What is Kafka?
Kafka is an open source software which provides a framework for storing, reading and analysing streaming data.
Something like Redis but with database-level reliability
What is Memcached?
Memcached is an open source, high-performance, distributed memory caching system intended to speed up dynamic web applications by reducing the database load. It is a key-value dictionary of strings, objects, etc., stored in the memory, resulting from database calls, API calls, or page rendering.
( Tools for caching )
What is ElasticSearch?
Elasticsearch is a real-time distributed and open source full-text search and analytics engine.
What is Solr?
Solr is a scalable, ready to deploy, search/storage engine optimized to search large volumes of text-centric data
What is Reliability?
The system should continue to work correctly (performing the correct function at the desired level of performance) even in the face of adversity (hardware or software faults, and even human error)
What is Maintainability?
Over time, many different people will work on the system (engineering and operations, both maintaining current behavior and adapting the system to new use cases), and they should all be able to work on it productively
What kind of errors can break Relibity?
What examples of scalability workload params do you know?
What is Hadoop?
Hadoop is an open-source software framework with ability to store and process huge amounts of any kind of data, quickly.
What is MapReduce?
MapReduce is a module in the Apache Hadoop open source ecosystem. We use MapReduce to write scalable applications that can do parallel processing to process a large amount of data on a large cluster of commodity hardware servers.
What is a rolling upgrade?
A rolling upgrade is an upgrade of a software version, performed without a noticeable down-time or other disruption of service. ( we have a load balancer and roll upgrade one by one on each server )
What is Shared-nothing architecture?
Shared Nothing Architecture (SNA) is a distributed computing architecture that consists of multiple separated nodes that don’t share resources. The nodes are independent and self-sufficient as they have their own disk space and memory.

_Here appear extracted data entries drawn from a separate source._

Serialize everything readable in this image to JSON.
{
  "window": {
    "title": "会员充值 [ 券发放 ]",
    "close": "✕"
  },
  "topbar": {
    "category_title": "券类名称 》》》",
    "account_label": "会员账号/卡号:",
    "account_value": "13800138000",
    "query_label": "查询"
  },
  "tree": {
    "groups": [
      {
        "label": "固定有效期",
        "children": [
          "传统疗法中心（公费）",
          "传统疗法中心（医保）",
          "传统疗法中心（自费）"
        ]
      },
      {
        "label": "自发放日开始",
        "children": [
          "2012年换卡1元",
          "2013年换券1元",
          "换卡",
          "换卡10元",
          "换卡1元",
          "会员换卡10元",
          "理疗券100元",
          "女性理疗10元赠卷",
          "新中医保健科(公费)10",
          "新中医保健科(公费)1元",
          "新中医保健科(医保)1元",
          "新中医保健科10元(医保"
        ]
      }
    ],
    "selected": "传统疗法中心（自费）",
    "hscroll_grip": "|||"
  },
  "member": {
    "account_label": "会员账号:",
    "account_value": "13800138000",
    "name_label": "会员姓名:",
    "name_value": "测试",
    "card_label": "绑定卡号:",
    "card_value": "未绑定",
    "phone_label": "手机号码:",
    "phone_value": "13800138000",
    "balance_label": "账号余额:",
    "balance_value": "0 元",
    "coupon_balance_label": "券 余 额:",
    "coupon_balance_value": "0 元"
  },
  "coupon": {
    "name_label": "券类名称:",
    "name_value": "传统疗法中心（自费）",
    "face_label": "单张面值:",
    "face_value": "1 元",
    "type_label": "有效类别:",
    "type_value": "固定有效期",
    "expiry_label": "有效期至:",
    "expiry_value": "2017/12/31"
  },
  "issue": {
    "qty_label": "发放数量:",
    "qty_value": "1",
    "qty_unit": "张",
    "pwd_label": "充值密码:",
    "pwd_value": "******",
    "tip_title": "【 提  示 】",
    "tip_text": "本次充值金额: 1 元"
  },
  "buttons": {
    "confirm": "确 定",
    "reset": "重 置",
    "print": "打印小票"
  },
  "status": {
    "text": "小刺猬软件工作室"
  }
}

In such a system, the data set/workload is split into smaller sets (nodes) distributed into different parts of the system. Each node has its own memory, storage, and independent input/output interfaces.
What is replication?
Replication is the continuous copying of data changes from one database (publisher) to another database (subscriber).
What is a database table partitioning (секционирование/шардинг)?
Partitioning is the database process where very large tables are divided into multiple smaller parts. By splitting a large table into smaller, individual tables, queries that access only a fraction of the data can run faster because there is less data to scan.
What replication strategies do you know?
What are the differences between synchronous, asynchronous and semi-synchronous replication?
How to add one more child node without downtime and losing data?
What replication data sending strategies do you know?
What is Statement-based replication (SBR) ? What are pros/cons?
Binary log stores the SQL statements used to change databases on the master server. The slave reads this data and reexecutes these SQL statements to produce a copy of the master database.
Problems
- Rand and Time.now function inside the statement
- Auto incremented columns
What is Write-Ahead Logging (WAL) replication/ Streaming Replication?
WAL stands for Write-Ahead Logging. It is the standard protocol being used to ensure that all the changes made to the database are being logged properly in their order of occurrence. ( we send low level data to replica to restore data )
What is Logical replication?
Logical replication is a method of replicating data objects and their changes, based upon their replication identity (usually a primary key). We use the term logical in contrast to physical replication, which uses exact block addresses and byte-by-byte replication.
What is trigger replication?
This replication allows you to run trigger and handle data on the application side. It’s useful if you use a different DB and you need your custom logic.
What is replication lag?
A replication lag is the cost of delay for transaction(s) or operation(s) calculated by its time difference of execution between the primary/master against the standby/slave node. ( When we have differences between main and child nodes)
What is read-after-write consistency?
Read-after-write consistency is the ability to view changes (read data) right after making those changes (write data). For example, if you have a user profile and you change your bio on the profile, you should see the updated bio if you refresh the page. There should be no delay during which the old bio shows up.